Apenas acabaron de cenar él se trató de lavar la repugnancia y el espanto en una ducha eterna que apenas le empañó un poco el alma de falsa insensibilidad. Todavía no había empezado a preguntarse de quién había sido la bala que le había perforado el pecho a Celina, ni porqué, ni si él tenía que temer un final parecido. Seguía aletargado por la pavorosa imagen de Celina tirada con el alma volcada en charcos sobre el piso frío de la cocina, Celina con el tórax abierto en sangre, Celina con la piel transparente y helada, Celina con los brazos lánguidos que nunca más acariciarían a nadie, que nunca más lo abrazarían a él.

Resignado a la pesadilla segura, se metió en la cama. Su mujer ya estaba ahí, con una novela como preámbulo del sueño, calentando las sábanas que le parecieron de hielo. Apagó su lámpara, cerró los ojos y otra vez Celina muerta, otra vez Celina mojándose el pelo en sus propios glóbulos rojos, otra vez su cara triste y blanca y llena de una paz irreal envuelta en la confusión de ver acercarse su muerte a la velocidad fugaz de una pizca de plomo certero.

Se alivió cuando despertó y las pestañas se le separaron y se encontró en ese cuarto tan conocido, lejos de lo que ya no era Celina, sintiendo el roce suave de las piernas de su mujer que seguía abstraída en el libro. Reconoció los pesados muebles, su ropa sobre el sillón, doblada con una prolijidad obsesiva, la de su mujer desperdigada por la habitación, el vestido hecho un revoltijo en la silla, las joyas esparcidas en la cómoda y el estante, el pañuelo colorado colgando descuidadamente del espejo, los zapatos desparejos donde cayeron sobre la alfombra.
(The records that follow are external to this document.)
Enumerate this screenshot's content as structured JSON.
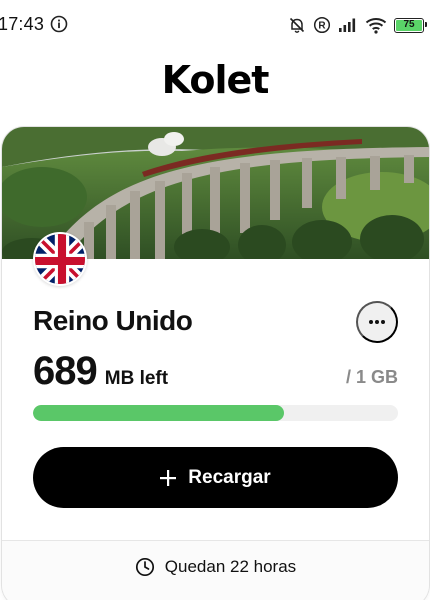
{
  "status_bar": {
    "time": "17:43",
    "battery_level": "75",
    "icons": [
      "info-icon",
      "bell-off-icon",
      "registered-icon",
      "signal-icon",
      "wifi-icon",
      "battery-icon"
    ],
    "battery_color": "#5ad468"
  },
  "app": {
    "logo": "Kolet"
  },
  "card": {
    "country": "Reino Unido",
    "flag_icon": "uk-flag-icon",
    "data_left_amount": "689",
    "data_left_unit": "MB left",
    "data_total": "/ 1 GB",
    "usage_fraction": 0.689,
    "progress_color": "#5ac768",
    "recharge_label": "Recargar",
    "footer_text": "Quedan 22 horas",
    "footer_icon": "clock-icon"
  }
}
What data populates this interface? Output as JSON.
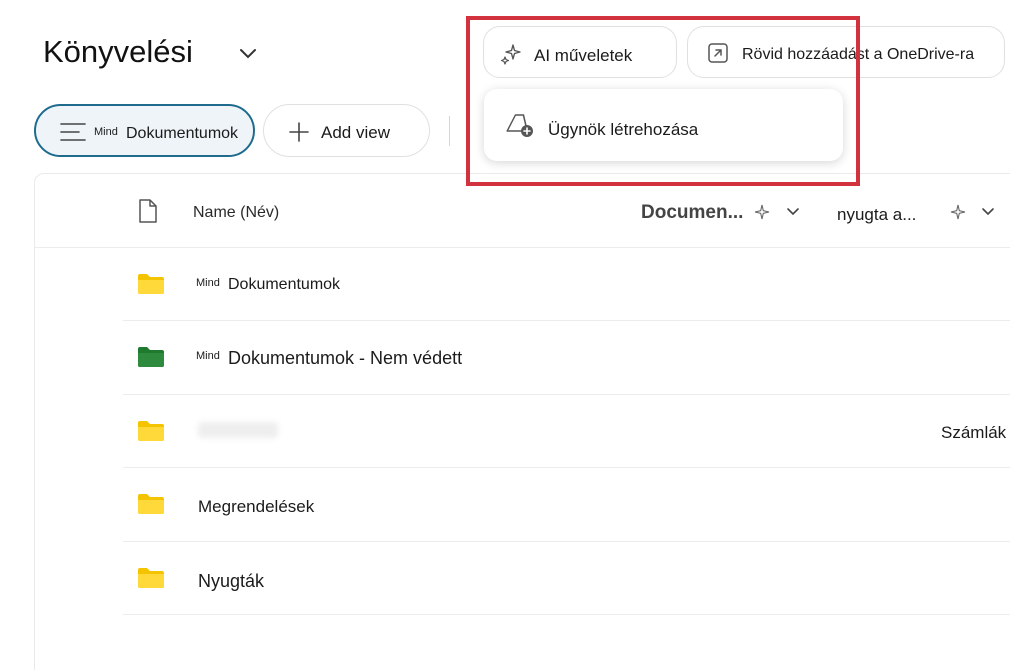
{
  "header": {
    "title": "Könyvelési"
  },
  "toolbar": {
    "ai_label": "AI műveletek",
    "shortcut_label": "Rövid hozzáadást a OneDrive-ra",
    "view_small": "Mind",
    "view_label": "Dokumentumok",
    "add_view_label": "Add view"
  },
  "dropdown": {
    "item_label": "Ügynök létrehozása"
  },
  "columns": {
    "name": "Name (Név)",
    "documents": "Documen...",
    "receipts": "nyugta a..."
  },
  "rows": [
    {
      "prefix": "Mind",
      "name": "Dokumentumok",
      "color": "yellow"
    },
    {
      "prefix": "Mind",
      "name": "Dokumentumok - Nem védett",
      "color": "green"
    },
    {
      "prefix": "",
      "name": "",
      "extra": "Számlák",
      "color": "yellow"
    },
    {
      "prefix": "",
      "name": "Megrendelések",
      "color": "yellow"
    },
    {
      "prefix": "",
      "name": "Nyugták",
      "color": "yellow"
    }
  ],
  "colors": {
    "accent": "#1f6b8e",
    "highlight": "#d1323e",
    "folder_yellow": "#f5c400",
    "folder_green": "#2e8b3d"
  },
  "icons": [
    "chevron-down-icon",
    "sparkle-icon",
    "arrow-up-right-icon",
    "list-icon",
    "plus-icon",
    "file-icon",
    "folder-icon",
    "agent-create-icon"
  ]
}
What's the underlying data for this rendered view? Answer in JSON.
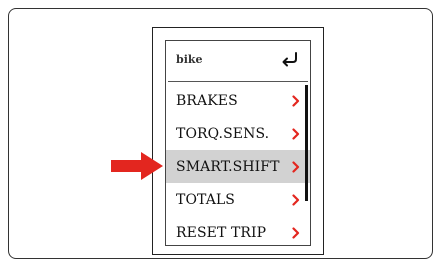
{
  "screen": {
    "title": "bike",
    "back_icon": "return-arrow-icon"
  },
  "menu": {
    "items": [
      {
        "label": "BRAKES",
        "icon": "chevron-right-icon",
        "selected": false
      },
      {
        "label": "TORQ.SENS.",
        "icon": "chevron-right-icon",
        "selected": false
      },
      {
        "label": "SMART.SHIFT",
        "icon": "chevron-right-icon",
        "selected": true
      },
      {
        "label": "TOTALS",
        "icon": "chevron-right-icon",
        "selected": false
      },
      {
        "label": "RESET TRIP",
        "icon": "chevron-right-icon",
        "selected": false
      }
    ]
  },
  "annotation": {
    "pointer_icon": "red-arrow-icon",
    "color": "#e3261f"
  },
  "colors": {
    "chevron": "#e3261f",
    "selected_row": "#d2d2d2",
    "border": "#333333"
  }
}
Su mujer apagó la luz y se recostó contra su espalda, abrazándolo desde atrás y susurrándole buenas noches. Él percibió que un escalofrío le recorría la piel, mientras recordaba el zapato rojo y sentía esas manos que lo acariciaban, ese cuerpo que se le pegaba, y pensaba en el calzado de su mujer, en ese taco aguja rojo escarlata con la flor clavada en la punta, la flor pringosa, de un celeste violáceo, que le llamó la atención mientras observaba el cuarto, y los dedos de su mujer se le enroscaron en el pelo, haciéndole caricias sutiles, y él veía en su cabeza cómo los dedos de Julia se enroscaban en el arma, y no tuvo que abrir el cajón de la mesa de luz para saber que faltaba una bala, para descubrir que había sido su propia pistola la que disparó contra Celina, para entender que esos dedos de su mujer, esos dedos de Julia, habían oprimido el gatillo, esos zapatos de su mujer, de Julia, habían caminado por la calle lila, y esas mismas manos de Julia que lo abrazaban ahora estaban manchadas con la vida de su amante. Y la verdad se le hizo nítida, contundente, acusadora, se le despejó la razón de toda duda y se le paralizaron los latidos cuando imaginó el cartucho de la sexta bala vacío, cuando esos dedos asesinos reptaron por su espalda, cuando volvió a pensar en la flor de jacarandá pegada al stiletto, la prueba simple y delatora, ese minúsculo manojo de pétalos violetas que hizo que el pensamiento estallara en su cerebro como una frase categórica: “Fue Julia”.